Desde hace tiempo, hemos cuestionado este fenómeno. Es fundamental abrir un debate honesto sobre cómo estamos comunicando y actuando en torno a la seguridad.
Seamos claros: las empresas de seguridad no operamos por altruismo. Ofrecemos un servicio, y, por ende, nuestro deber es garantizar calidad, transparencia y eficiencia. Es preocupante observar prácticas que prometen más de lo que realmente pueden cumplir, como vender una cámara como la solución a todos los problemas o presentar sistemas obsoletos como si fueran lo último en tecnología.
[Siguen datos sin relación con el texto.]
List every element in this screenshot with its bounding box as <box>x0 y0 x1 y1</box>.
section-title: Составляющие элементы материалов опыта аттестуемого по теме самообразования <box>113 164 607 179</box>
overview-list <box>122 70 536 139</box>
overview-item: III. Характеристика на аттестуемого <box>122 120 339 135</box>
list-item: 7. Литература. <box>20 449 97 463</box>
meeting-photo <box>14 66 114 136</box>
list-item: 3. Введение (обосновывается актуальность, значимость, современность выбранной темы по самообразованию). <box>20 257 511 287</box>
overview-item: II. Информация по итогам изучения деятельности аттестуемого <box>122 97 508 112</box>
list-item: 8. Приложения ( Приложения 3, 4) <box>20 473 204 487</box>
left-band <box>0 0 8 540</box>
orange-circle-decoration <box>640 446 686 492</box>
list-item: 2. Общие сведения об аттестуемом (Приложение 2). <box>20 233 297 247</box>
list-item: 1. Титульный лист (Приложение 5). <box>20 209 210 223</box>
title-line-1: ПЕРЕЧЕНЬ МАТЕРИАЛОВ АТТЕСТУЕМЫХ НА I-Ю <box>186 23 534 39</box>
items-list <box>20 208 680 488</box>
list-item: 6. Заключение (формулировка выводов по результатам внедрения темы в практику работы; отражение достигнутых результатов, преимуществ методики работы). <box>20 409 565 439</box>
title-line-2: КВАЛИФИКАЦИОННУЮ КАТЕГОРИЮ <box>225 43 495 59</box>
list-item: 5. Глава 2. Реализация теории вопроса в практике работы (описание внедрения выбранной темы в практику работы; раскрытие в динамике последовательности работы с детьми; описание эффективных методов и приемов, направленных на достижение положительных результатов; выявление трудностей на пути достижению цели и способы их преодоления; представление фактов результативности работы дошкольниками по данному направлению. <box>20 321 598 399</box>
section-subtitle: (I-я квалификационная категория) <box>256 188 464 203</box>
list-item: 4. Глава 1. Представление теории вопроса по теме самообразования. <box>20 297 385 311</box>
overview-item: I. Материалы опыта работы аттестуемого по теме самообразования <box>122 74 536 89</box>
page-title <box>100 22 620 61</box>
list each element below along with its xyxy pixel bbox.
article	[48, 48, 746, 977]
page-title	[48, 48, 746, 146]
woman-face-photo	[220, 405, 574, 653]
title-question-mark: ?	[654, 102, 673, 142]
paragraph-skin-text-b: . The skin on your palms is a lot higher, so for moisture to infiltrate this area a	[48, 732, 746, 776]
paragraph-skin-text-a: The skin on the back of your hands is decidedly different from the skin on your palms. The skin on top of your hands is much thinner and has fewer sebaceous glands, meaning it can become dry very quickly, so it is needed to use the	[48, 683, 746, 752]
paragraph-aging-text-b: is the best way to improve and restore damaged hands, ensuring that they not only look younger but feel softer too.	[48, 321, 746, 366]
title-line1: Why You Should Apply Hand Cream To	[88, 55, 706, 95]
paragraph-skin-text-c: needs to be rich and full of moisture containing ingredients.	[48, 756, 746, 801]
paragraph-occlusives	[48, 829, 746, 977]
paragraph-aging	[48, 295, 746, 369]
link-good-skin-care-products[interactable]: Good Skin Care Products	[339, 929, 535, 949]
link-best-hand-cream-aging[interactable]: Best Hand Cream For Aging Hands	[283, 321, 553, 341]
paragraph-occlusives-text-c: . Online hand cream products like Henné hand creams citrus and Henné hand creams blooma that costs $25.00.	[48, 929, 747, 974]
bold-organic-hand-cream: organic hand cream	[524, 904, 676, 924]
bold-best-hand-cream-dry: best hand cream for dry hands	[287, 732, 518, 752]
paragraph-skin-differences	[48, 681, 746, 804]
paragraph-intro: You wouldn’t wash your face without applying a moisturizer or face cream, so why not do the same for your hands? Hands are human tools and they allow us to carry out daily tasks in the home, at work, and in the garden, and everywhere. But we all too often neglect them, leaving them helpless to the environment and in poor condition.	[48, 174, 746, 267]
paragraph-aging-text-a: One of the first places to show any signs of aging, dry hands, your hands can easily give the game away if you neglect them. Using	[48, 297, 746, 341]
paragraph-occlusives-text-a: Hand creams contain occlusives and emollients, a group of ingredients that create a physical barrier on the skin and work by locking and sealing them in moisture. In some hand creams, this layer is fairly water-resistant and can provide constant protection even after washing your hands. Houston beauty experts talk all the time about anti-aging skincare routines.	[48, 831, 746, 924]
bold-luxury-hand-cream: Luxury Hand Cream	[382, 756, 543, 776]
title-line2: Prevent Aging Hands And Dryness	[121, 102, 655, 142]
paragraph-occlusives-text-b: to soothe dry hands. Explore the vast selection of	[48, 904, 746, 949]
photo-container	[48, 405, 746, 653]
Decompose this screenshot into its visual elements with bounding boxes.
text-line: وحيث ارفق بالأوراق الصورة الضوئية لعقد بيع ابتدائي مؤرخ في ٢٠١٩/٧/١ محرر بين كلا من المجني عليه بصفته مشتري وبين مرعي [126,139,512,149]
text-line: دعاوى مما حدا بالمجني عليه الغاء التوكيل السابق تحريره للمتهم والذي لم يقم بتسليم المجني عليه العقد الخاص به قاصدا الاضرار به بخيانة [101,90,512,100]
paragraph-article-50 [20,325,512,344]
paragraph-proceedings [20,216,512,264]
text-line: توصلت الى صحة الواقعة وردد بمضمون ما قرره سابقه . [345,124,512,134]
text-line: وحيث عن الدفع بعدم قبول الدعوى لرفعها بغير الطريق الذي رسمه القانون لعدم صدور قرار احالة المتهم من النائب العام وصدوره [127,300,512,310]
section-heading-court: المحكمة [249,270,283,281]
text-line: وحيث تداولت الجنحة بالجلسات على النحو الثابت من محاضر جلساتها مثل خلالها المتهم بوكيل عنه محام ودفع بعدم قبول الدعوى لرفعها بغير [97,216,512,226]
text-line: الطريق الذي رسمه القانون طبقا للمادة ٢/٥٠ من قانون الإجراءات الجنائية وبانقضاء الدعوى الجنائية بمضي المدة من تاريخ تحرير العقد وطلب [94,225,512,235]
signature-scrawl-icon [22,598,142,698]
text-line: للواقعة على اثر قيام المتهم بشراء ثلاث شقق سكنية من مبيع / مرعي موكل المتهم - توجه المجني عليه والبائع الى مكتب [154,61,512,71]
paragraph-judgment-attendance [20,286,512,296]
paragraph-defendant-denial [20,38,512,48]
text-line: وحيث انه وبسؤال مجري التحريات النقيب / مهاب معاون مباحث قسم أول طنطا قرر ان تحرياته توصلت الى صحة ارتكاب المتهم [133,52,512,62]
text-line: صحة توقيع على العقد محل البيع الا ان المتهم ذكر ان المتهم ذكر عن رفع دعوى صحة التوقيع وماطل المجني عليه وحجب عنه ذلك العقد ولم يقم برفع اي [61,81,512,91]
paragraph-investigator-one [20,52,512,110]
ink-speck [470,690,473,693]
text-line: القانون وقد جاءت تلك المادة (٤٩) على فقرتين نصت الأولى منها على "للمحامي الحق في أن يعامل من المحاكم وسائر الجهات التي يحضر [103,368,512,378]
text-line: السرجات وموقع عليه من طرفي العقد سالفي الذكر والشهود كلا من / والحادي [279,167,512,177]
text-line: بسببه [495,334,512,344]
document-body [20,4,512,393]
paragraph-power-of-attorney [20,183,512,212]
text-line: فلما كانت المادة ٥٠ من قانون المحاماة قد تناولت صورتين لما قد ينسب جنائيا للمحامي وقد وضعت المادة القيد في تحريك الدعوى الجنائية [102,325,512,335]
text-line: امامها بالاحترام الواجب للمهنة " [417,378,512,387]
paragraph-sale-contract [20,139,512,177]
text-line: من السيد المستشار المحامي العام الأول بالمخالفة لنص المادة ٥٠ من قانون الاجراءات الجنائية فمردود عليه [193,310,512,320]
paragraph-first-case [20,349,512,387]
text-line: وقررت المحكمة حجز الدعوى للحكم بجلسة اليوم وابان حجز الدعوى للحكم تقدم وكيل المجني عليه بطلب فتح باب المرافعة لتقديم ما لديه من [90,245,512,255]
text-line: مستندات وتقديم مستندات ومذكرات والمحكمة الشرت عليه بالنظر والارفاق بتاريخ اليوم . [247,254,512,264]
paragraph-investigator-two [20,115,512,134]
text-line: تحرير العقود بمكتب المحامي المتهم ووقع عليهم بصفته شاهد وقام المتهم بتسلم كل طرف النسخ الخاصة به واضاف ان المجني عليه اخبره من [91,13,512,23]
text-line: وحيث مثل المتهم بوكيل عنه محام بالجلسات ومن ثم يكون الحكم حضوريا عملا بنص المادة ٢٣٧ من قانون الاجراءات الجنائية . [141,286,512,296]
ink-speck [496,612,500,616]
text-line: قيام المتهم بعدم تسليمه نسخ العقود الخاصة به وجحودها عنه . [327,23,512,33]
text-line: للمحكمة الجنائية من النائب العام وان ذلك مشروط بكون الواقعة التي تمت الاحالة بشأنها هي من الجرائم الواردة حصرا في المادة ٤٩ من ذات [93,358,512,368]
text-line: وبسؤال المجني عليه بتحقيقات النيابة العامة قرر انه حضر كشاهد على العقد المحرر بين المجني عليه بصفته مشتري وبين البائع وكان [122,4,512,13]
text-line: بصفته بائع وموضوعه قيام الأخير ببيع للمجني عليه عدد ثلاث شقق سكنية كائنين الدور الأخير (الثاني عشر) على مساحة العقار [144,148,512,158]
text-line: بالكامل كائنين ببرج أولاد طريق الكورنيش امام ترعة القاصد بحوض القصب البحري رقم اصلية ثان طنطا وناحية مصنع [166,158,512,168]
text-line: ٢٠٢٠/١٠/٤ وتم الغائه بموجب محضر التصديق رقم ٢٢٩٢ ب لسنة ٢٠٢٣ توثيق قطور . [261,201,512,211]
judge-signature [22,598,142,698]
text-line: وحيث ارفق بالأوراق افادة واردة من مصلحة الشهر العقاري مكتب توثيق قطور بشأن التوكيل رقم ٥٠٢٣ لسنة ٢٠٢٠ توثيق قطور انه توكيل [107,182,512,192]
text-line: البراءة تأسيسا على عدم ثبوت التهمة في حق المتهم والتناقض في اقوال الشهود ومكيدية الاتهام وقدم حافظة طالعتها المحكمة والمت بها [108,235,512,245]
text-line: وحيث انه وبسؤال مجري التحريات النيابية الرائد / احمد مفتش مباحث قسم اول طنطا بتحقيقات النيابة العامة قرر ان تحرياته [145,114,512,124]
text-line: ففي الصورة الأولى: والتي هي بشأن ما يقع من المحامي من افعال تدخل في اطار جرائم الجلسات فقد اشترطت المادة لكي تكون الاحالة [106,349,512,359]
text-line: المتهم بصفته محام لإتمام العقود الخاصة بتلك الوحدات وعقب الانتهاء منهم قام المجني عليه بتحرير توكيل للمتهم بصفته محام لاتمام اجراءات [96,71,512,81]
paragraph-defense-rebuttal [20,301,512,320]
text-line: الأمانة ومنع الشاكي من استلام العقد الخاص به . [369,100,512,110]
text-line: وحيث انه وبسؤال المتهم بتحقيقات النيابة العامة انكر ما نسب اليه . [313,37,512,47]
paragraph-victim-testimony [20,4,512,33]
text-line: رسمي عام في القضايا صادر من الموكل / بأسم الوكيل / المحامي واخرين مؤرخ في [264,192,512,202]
Más que una crítica negativa, esta es una invitación a la reflexión: ¿qué tipo de servicios estamos ofreciendo? ¿Qué calidad tienen nuestros productos? ¿Estamos siendo honestos sobre las coberturas y alcances reales de nuestras soluciones? Prometer “seguridad total” solo desgasta la confianza del cliente y pone en riesgo la credibilidad de toda la industria.
En Grupo AV, estamos convencidos de que la confianza se construye a través de la transparencia. Por eso, ofrecemos un servicio personalizado y honesto, donde cada propuesta se adapta a las necesidades reales de cada cliente. Una relación basada en la verdad genera diálogo, compromiso y resultados sostenibles.